An important moment in human history marks the time when the idea of LOVE was put high on the agenda. It was the message of an obscure young Jewish carpenter. He paid for what he said with his life… but what an impact it has had on the world. It’s not as if love hadn’t existed before, because it did, but its fortunes began to flourish since a man in Judea saw how important it was.

We know the rest. It’s a slow, slow process, but it seems to me that learning to love is the next way-stop on our human journey.

A Franciscan friar, Richard Rohr has put it well. Talking about non-violence he says:

‘Non-violence is the quality that comes out of all the world religions. The notion that the creative force of the universe is love… that ‘God’ is love and that love is all encompassing.

Gandhi insisted— and I think this is Gandhi’s great contribution— that the creative force of the universe is the force that we humans must learn to exercise because that force is the only force that can cause the human race to do ‘God’s’ will.’

It seems likely that more of us will learn how to love.
 

LOVE

 Sexual attraction
Family love
Sacred love

We use the word ‘love’ so readily, so carelessly, but what does it mean?

Sexual attraction is the most natural of the three. It’s a significant instinct for human beings to find a sexual partner and reproduce. And in same -sex relationships, there is also a desire for children… to create a family.

Sexual attraction is a very individual matter. We are sexually attracted to another person for many different reasons. It may be because of their appearance, their voice, their personality or even their smell… but it is quite subjective and depends on a person’s interest, perception and sexual orientation.

Family love begins when an infant is born. There’s a wonderful chemical cocktail of maternal love that a mother has when she gives birth. It’s nature’s way of ensuring babies are nurtured, loved, cared for when they can do nothing for themselves.

And that initial chemical boost can start a cycle of love, not only for the mother and the baby and the father… it can spread to the wider family and even the community.

The glow of family love is catching. We learn how to love. To nurture one another.   To help when our family or friends need help… to help even when we are annoyed or irritated, simply because these are OUR people. We are bound to them by the ties of family.

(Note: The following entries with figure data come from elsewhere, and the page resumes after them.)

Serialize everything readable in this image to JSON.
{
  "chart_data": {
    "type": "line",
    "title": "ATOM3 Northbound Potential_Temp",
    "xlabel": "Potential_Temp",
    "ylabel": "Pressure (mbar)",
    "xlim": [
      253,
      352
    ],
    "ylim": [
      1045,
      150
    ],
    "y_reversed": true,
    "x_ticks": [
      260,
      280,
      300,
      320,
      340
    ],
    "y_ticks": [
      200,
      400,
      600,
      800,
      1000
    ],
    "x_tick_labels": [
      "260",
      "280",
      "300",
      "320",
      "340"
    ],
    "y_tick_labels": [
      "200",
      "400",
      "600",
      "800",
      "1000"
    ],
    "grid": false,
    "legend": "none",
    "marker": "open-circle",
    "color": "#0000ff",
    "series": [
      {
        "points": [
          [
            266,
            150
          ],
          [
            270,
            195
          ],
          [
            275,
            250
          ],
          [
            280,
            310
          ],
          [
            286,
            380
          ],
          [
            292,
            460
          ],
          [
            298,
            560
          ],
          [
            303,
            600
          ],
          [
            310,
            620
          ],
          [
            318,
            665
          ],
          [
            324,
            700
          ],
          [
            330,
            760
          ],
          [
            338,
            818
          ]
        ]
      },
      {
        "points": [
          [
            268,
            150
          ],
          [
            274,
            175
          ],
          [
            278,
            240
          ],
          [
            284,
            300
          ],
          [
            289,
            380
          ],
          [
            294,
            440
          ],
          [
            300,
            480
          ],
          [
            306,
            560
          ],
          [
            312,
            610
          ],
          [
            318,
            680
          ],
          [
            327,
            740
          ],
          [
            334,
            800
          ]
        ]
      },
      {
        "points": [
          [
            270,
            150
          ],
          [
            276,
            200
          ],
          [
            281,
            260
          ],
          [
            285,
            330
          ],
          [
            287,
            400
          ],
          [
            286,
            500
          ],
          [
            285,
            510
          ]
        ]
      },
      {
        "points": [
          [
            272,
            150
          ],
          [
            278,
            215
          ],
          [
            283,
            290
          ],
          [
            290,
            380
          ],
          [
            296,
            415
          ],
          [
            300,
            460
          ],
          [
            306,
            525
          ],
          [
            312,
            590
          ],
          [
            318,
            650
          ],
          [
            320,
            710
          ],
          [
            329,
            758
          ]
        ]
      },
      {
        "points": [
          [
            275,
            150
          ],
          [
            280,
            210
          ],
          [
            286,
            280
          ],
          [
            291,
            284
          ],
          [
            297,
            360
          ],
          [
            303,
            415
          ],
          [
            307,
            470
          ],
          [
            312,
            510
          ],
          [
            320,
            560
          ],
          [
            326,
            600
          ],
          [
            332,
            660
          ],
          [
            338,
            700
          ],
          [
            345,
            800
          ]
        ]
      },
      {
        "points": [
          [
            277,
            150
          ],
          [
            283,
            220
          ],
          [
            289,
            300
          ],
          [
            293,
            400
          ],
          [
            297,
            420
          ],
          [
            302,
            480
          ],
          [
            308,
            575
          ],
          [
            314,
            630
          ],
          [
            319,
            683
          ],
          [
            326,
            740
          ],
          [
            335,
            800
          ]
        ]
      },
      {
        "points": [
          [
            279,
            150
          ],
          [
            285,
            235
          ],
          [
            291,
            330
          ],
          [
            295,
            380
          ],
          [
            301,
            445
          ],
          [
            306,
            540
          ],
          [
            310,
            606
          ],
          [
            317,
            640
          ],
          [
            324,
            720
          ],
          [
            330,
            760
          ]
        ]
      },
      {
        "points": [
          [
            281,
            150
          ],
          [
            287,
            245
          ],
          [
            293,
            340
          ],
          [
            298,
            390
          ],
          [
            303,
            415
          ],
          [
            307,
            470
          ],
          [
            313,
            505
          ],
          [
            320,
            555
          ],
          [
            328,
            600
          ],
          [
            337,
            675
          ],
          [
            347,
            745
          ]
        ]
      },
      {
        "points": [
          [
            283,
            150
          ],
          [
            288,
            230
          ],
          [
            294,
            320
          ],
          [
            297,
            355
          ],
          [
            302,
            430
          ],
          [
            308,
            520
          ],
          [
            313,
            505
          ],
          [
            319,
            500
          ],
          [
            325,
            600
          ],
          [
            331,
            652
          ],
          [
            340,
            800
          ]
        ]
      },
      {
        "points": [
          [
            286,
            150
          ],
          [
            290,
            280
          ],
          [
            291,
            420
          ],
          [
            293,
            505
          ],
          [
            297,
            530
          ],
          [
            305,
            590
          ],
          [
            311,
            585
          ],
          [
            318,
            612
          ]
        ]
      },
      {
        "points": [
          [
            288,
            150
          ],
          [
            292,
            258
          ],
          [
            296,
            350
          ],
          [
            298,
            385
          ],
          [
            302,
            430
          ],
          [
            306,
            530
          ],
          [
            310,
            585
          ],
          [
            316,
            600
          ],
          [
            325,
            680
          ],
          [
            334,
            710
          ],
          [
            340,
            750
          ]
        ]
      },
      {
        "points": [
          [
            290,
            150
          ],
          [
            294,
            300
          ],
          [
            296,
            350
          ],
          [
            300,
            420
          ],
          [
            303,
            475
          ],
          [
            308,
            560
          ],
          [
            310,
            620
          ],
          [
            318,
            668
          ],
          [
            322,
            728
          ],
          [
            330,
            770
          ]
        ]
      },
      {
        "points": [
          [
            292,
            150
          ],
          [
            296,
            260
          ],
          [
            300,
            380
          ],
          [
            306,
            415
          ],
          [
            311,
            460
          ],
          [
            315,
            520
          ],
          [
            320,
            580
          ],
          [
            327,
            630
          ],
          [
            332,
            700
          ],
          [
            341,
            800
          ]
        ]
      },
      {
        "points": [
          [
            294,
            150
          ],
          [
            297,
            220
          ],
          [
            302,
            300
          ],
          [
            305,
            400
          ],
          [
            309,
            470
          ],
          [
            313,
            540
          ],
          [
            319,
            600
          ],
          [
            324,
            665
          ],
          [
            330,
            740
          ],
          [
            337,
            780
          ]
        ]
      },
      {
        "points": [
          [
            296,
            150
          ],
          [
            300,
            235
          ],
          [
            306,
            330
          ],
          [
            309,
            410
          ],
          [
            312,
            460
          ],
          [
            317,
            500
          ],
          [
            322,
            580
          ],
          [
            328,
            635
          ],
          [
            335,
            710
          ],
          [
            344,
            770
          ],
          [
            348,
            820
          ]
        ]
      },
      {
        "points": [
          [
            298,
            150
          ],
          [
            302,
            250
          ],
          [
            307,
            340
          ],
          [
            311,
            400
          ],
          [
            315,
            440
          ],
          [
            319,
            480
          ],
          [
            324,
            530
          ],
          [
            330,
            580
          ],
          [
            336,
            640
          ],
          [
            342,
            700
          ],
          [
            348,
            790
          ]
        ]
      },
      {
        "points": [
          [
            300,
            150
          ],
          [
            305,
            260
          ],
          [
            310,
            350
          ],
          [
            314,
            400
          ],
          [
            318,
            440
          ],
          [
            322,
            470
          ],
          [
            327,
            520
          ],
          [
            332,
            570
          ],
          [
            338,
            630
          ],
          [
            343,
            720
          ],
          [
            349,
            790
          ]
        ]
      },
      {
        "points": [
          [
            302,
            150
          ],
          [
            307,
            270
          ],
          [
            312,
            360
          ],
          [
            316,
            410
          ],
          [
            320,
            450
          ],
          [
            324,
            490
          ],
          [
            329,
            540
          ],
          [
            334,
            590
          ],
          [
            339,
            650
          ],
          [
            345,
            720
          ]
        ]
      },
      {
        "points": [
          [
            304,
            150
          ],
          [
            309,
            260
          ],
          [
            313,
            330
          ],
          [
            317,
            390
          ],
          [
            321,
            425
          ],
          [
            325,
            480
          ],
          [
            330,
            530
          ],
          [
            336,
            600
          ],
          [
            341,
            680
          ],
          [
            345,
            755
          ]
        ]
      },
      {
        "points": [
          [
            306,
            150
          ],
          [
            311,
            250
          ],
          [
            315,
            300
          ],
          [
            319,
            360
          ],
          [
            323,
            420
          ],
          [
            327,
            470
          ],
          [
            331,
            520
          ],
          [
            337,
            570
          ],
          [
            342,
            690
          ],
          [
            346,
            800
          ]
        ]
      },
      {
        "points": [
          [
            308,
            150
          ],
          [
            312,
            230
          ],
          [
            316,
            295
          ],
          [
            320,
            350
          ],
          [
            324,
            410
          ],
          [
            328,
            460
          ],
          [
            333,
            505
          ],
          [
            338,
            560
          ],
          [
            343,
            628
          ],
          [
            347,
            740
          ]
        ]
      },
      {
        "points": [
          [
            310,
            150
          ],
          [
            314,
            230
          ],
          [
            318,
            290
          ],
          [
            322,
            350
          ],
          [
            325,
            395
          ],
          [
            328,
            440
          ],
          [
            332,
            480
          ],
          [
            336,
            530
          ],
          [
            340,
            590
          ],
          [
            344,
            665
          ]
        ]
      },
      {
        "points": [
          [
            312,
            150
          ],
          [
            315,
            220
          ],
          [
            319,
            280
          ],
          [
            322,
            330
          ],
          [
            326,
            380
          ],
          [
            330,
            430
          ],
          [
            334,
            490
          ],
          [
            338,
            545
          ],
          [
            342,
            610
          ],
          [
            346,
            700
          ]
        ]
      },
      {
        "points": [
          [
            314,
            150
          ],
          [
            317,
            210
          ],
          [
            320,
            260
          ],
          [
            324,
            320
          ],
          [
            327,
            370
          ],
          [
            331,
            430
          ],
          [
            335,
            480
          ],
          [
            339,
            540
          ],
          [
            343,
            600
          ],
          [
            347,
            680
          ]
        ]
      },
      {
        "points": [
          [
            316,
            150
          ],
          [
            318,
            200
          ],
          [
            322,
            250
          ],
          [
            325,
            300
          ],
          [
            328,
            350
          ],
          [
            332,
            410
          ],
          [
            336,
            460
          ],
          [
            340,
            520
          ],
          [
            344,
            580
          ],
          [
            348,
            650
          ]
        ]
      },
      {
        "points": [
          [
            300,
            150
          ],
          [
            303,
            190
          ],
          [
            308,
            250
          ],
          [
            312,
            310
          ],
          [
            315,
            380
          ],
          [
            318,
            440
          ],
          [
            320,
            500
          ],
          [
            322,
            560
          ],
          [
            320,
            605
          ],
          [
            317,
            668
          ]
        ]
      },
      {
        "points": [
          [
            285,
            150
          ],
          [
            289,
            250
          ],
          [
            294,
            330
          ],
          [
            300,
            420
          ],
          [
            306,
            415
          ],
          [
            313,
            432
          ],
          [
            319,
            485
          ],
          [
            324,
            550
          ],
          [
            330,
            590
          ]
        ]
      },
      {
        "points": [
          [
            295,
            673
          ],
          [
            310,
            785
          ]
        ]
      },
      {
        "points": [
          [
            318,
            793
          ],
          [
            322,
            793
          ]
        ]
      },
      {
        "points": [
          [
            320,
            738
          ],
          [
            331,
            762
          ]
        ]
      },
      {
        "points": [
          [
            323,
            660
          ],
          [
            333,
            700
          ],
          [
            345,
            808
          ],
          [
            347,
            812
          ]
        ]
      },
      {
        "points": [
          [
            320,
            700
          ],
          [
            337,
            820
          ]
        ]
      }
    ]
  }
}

Sacred love is love that translates across and out of just the bonds of friends and family, tribes and nationalities. Sacred love is love for the world in all its variety…
the environment, the creatures, the people. Love for the unlovely, love even for those who may wish to harm us. LOVE that perseveres when human love might fail.

LOVE that is characterised by empathy, compassion, and support for others.

Love like this isn’t the result of physical attraction or body chemistry or family. It only develops over time as individuals learn to put their ego aside in order to care for others.

It is human beings in tune with the creative force of the universe… and we can call that ‘love’ or ‘goodness’ or ‘Godliness’… whichever we prefer.

The next time we are about to say, ‘I love you.’ perhaps we should pause a moment to make sure we mean the right kind of love for the situation we are in and the person we’re with.

Baby bird fell out of the nest. Mother bird caught it. Father bird held it up.

oOo

 

 

 

 

 

 

 

 

 

 

 

 

 

 

 

 

 

 

 

 

Baby bird fell out of the nest. Mother bird caught it. Father bird held it

2 thoughts on “Opinion: Love in a World of Woe

  1. Brian O'Hanlon

    God is fundamental, God is Love. When our mind is quiet and naturally happy I am in a state of love, (I Am). My Spirit is Love and is with God as Love. That is why we are here to Spiritually grow into Love. Love is other orientated- helping others, Love is kind etc. Jesus was the role model. When God is fundamental there is only Love all other emotions are a human (not Spiritual) distortion of Love. Using our free will we can be Love or in some other state.

  2. Bev Floyd

    One person’s journey through
    life will take them in a different direction to another’s.
    They will experience the mystery differently. What is required is for each to report what they have discovered as clearly as they can. Then the rest of us will be helped on our own journeys. Thanku Brian.